O Trabalho apresentado por Me. José Liberato Barrozo Filho2   e  o Dr. Wagner Bandeira Andriola1  faz um estudo sobre as políticas públicas, especificamente o Programa Universidade para Todos (PROUNI), como forma de acesso ao ensino superior das camadas sociais menos favorecidas. Denominado “Avaliação de Políticas Públicas para a Educação Superior: o caso do Programa Universidade para Todos (PROUNI)” o trabalho é bastante analítico.

O texto compara usuários com não usuários do PROUNI em cinco distintos atributos: (i) tempo médio de formação, (ii) qualidade do aprendizado, (iii) impacto institucional oriundo da formação discente, (iv) nível de satisfação com a formação e (v) nível de empregabilidade.

O artigo procura analisar as políticas públicas federais para o acesso e a permanência do aluno universitário no curso pretendido. O objetivo é compreender o alcance e as consequências dessas políticas na melhoria da educação pública.

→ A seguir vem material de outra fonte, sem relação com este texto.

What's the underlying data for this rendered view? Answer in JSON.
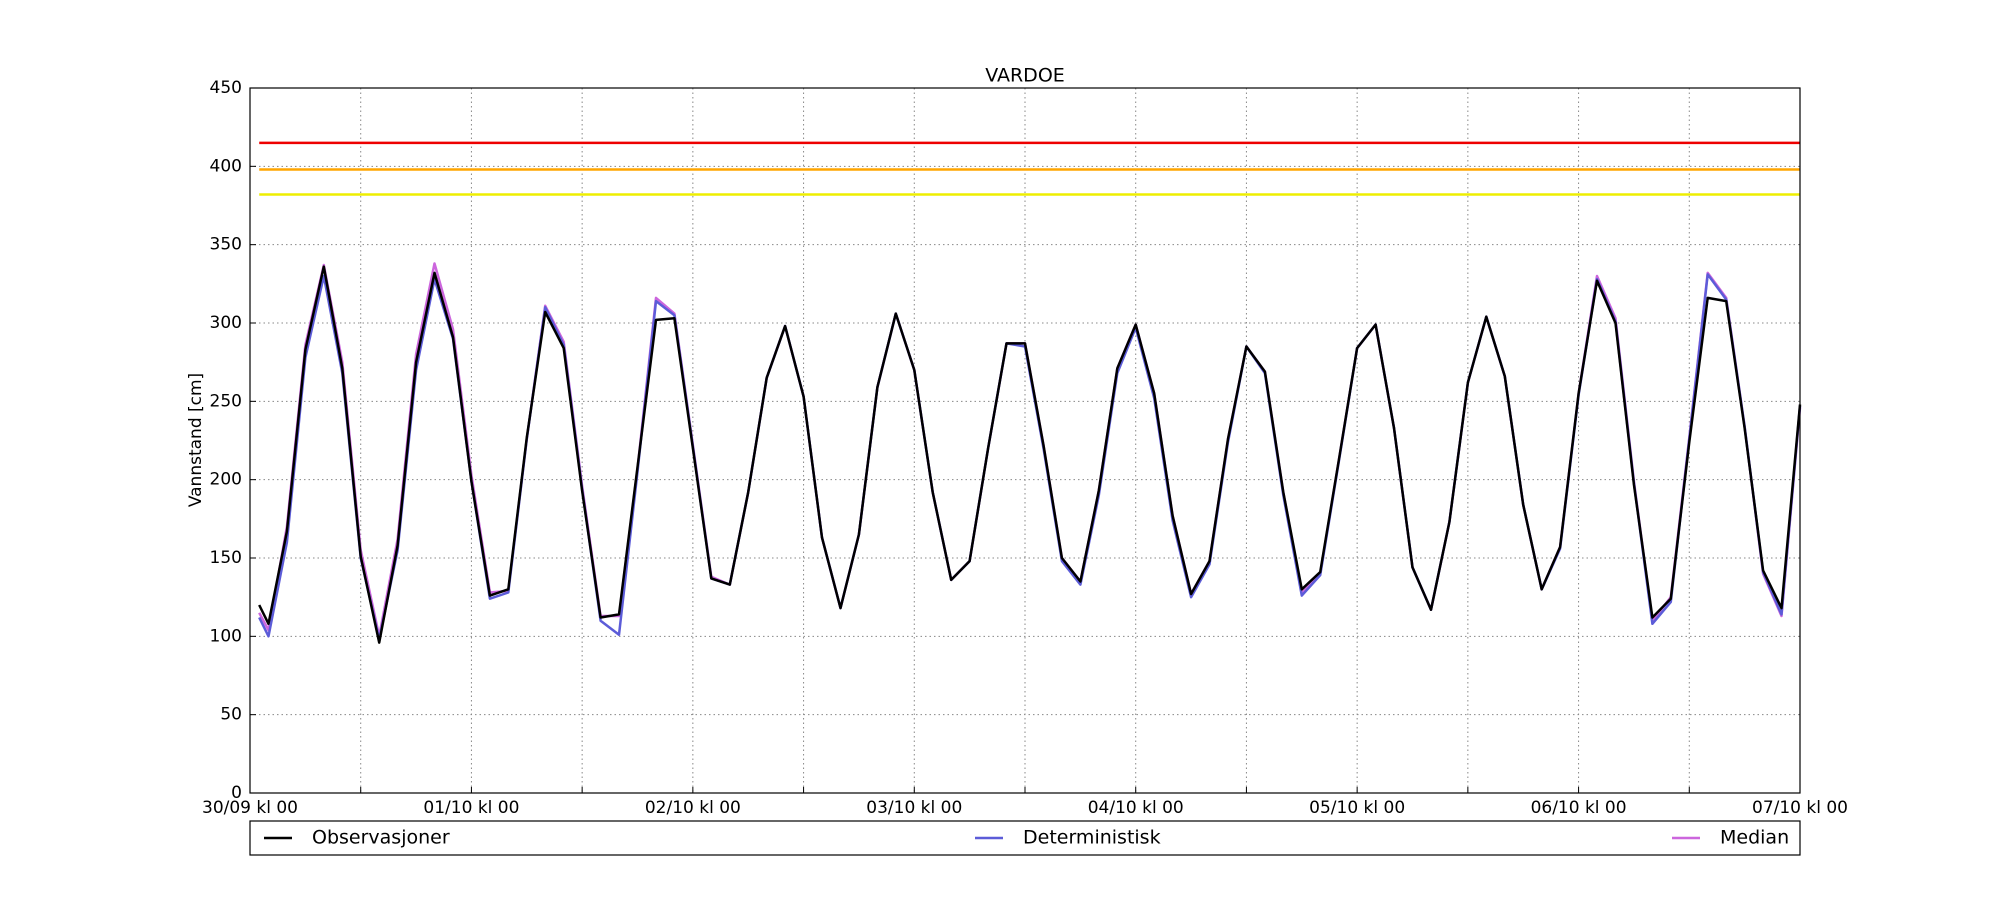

O trabalho visa identificar o que são políticas públicas educacionais e sua importância dentro da educação; aprofunda o debate sobre acesso, permanência e qualidade da educação em uma sociedade democrática. Além disso faz uma reflexão sobre os indicadores de qualidade do programa no atendimento aos estudante e aprofunda o debate sobre a relevância desse tipo de política na melhoria da educação superior no Brasil.

Resumo do artigo

O Programa Universidade para Todos (PROUNI) configura-se como Política Pública, de natureza afirmativa, para facilitar o acesso ao Ensino Superior de camadas sociais com menores oportunidades educacionais, econômicas e culturais. Delineou-se pesquisa para se obter indícios dos resultados do PROUNI e, assim, permitir sua valoração. Tal atividade se aproxima da ideia de avaliação do tipo ex post-facto, cuja função é prestar esclarecimento à sociedade da sua relevância ou proporcionar social accountability. Para tal, foram desenvolvidos dois estudos para comparar usuários com não usuários do PROUNI em cinco distintos atributos: (i) tempo médio de formação, (ii) qualidade do aprendizado, (iii) impacto institucional oriundo da formação discente, (iv) nível de satisfação com a formação e (v) nível de empregabilidade. No primeiro estudo empregaram-se dados secundários de 924 alunos egressos de cursos de graduação, enquanto o segundo estudo usou dados primários decorrentes do uso de um Questionário Voltado aos Egressos (QVE) em uma amostra de 88 ex-alunos. Resultados da análise comparativa entre usuários e não usuários do PROUNI através dos Testes ANOVA e Qui-Quadrado demonstraram que: (i) usuários apresentaram maior Qualidade de Aprendizado do que não usuários [F = 13,749; p < 0,01]; (ii) usuários apresentaram maior Impacto Institucional do que não usuários [F = 4,528; p < 0,01]; (iii) usuários apresentaram menor Tempo de Formação do que não usuários [F = 12,055 (p < 0,01]; (iv) usuários demonstraram satisfação com a formação recebida e reconheceram a eficácia desta ante exigências profissionais do mercado de trabalho, não tendo sido detectada diferença significativa com não usuários [χ2(1; 86) = 0,67; p > 0,01); (v) usuários demonstraram desejo de inserirem-se imediatamente no mercado de trabalho, para gerar renda para as respectivas famílias, ao contrário dos não usuários [χ2 (1; 86) = 6,64; p < 0,05].